Рощин слушал, опустив глаза. Пальцы его, державшие папироску, дрожали. Тетькин ковырял горчичное пятно на скатерти.

— Так вот, — уж атамана нет в живых, цвет казачьей знати закопан в овраге за городом, — кровь на ступенях возопила об отмщении. Власть бедноты… Персонально мне безразлично — гуталин ли варить или еще что другое… Вышел живым из мировой войны и ценю одно — дыхание жизни, извините за сравнение: в окопах много книг прочел, и сравнения у меня литературные… Так вот… (Он оглянулся на дверь и понизил голос.) Примирюсь со всяким строем жизни, если увижу людей счастливыми… Не большевик, поймите, Вадим Петрович… (Опять руки — к груди.) Мне самому много не нужно: кусок хлеба, щепоть табаку да истинно душевное общение… (Он смущенно засмеялся.) Но в том-то и дело, что у нас рабочие ропщут, про обывателей и не говорю… О военном комиссаре, товарище Бройницком, слыхали? Мой совет: увидите — мчится его автомобиль, — прячьтесь. Выскочил он немедленно после взятия Ростова. Чуть что: «Меня, кричит, высоко ценит товарищ Ленин, я лично телеграфирую товарищу Ленину…» Окружил себя уголовным элементом, — реквизиции, расстрелы. По ночам на улицах раздевают кого ни попало. Ведет себя как бандит… Что же это такое? Куда идет реквизированное?.. И, знаете, ревком с ним поделать ничего не может. Боятся… Не верю я, чтобы он был идейным человеком… Пролетарской идее он больше вреда наделает, чем… (Но тут Тетькин, видя, что далеко зашел, отвернулся, сопнул и опять, уже без слов, стал прикладывать руки к груди.)

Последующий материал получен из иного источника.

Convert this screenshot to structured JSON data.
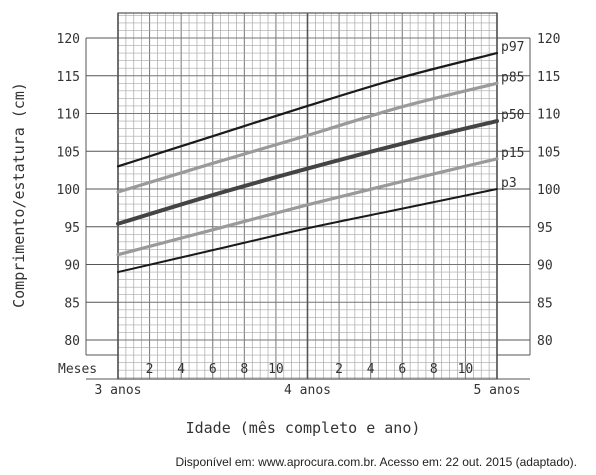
{
  "chart_data": {
    "type": "line",
    "title": "",
    "ylabel": "Comprimento/estatura (cm)",
    "xlabel": "Idade (mês completo e ano)",
    "ylim": [
      80,
      120
    ],
    "yticks": [
      80,
      85,
      90,
      95,
      100,
      105,
      110,
      115,
      120
    ],
    "xlim": [
      0,
      24
    ],
    "x_row_label": "Meses",
    "month_ticks": [
      {
        "x": 2,
        "label": "2"
      },
      {
        "x": 4,
        "label": "4"
      },
      {
        "x": 6,
        "label": "6"
      },
      {
        "x": 8,
        "label": "8"
      },
      {
        "x": 10,
        "label": "10"
      },
      {
        "x": 14,
        "label": "2"
      },
      {
        "x": 16,
        "label": "4"
      },
      {
        "x": 18,
        "label": "6"
      },
      {
        "x": 20,
        "label": "8"
      },
      {
        "x": 22,
        "label": "10"
      }
    ],
    "year_labels": [
      {
        "x": 0,
        "label": "3 anos"
      },
      {
        "x": 12,
        "label": "4 anos"
      },
      {
        "x": 24,
        "label": "5 anos"
      }
    ],
    "grid": true,
    "series": [
      {
        "name": "p97",
        "color": "#1a1a1a",
        "width": 2.2,
        "x": [
          0,
          6,
          12,
          18,
          24
        ],
        "values": [
          103,
          107,
          111,
          114.8,
          118
        ]
      },
      {
        "name": "p85",
        "color": "#9a9a9a",
        "width": 3.2,
        "x": [
          0,
          6,
          12,
          18,
          24
        ],
        "values": [
          99.6,
          103.4,
          107.1,
          110.9,
          114
        ]
      },
      {
        "name": "p50",
        "color": "#444444",
        "width": 4,
        "x": [
          0,
          6,
          12,
          18,
          24
        ],
        "values": [
          95.4,
          99.2,
          102.7,
          106,
          109
        ]
      },
      {
        "name": "p15",
        "color": "#9a9a9a",
        "width": 3.2,
        "x": [
          0,
          6,
          12,
          18,
          24
        ],
        "values": [
          91.3,
          94.6,
          97.9,
          101,
          104
        ]
      },
      {
        "name": "p3",
        "color": "#1a1a1a",
        "width": 2,
        "x": [
          0,
          6,
          12,
          18,
          24
        ],
        "values": [
          89,
          91.9,
          94.8,
          97.4,
          100
        ]
      }
    ]
  },
  "source": "Disponível em: www.aprocura.com.br. Acesso em: 22 out. 2015 (adaptado)."
}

— Я вас не понимаю, господин подполковник, — проговорил Рощин холодно. — Разные там Бройницкие и компания и есть Советская власть девяносто шестой пробы… Их не оправдывать, — бороться с ними, не щадя живота…

— Во имя чего-с? — поспешно спросил Тетькин.

— Во имя великой России, господин подполковник.

— А что это такое-с? Простите, я по-дурацки спрошу: великая Россия, — в чьем, собственно, понимании? Я бы хотел точнее. В представлении петроградского высшего света? Это одно-с… Или в представлении стрелкового полка, в котором мы с вами служили, геройски погибшего на проволоках? Или московского торгового совещания, — помните, в Большом театре Рябушинский рыдал о великой России? Это — уже дело третье. Или рабочего, воспринимающего великую Россию по праздникам из грязной пивнушки? Или — ста миллионов мужиков, которые…

— Да, черт вас возьми… (Катя быстро под столом сжала Рощину руку.) Простите, подполковник. До сих пор мне было известно, что Россией называлась территория в одну шестую часть земного шара, населенная народом, прожившим на ней великую историю… Может быть, по-большевистскому это и не так… Прошу прощения… (Он горько усмехнулся сквозь трудно подавленное раздражение.)

— Нет, именно так-с… Горжусь… И лично я вполне удовлетворен, читая историю государства Российского. Но сто миллионов мужиков книг этих не читали. И не гордятся. Они желают иметь свою собственную историю, развернутую не в прошлые, а в будущие времена… Сытую историю… С этим ничего не поделаешь. К тому же у них вожди — пролетариат. Эти идут еще дальше — дерзают творить, так сказать, мировую историю… С этим тоже ничего не поделаешь… Вы меня вините в большевизме, Вадим Петрович… Себя я виню в созерцательности, — тяжелый грех. Но извинение — в большой утомленности от окопной жизни. Со временем надеюсь стать более активным и тогда, пожалуй, не возражу на ваше обвинение…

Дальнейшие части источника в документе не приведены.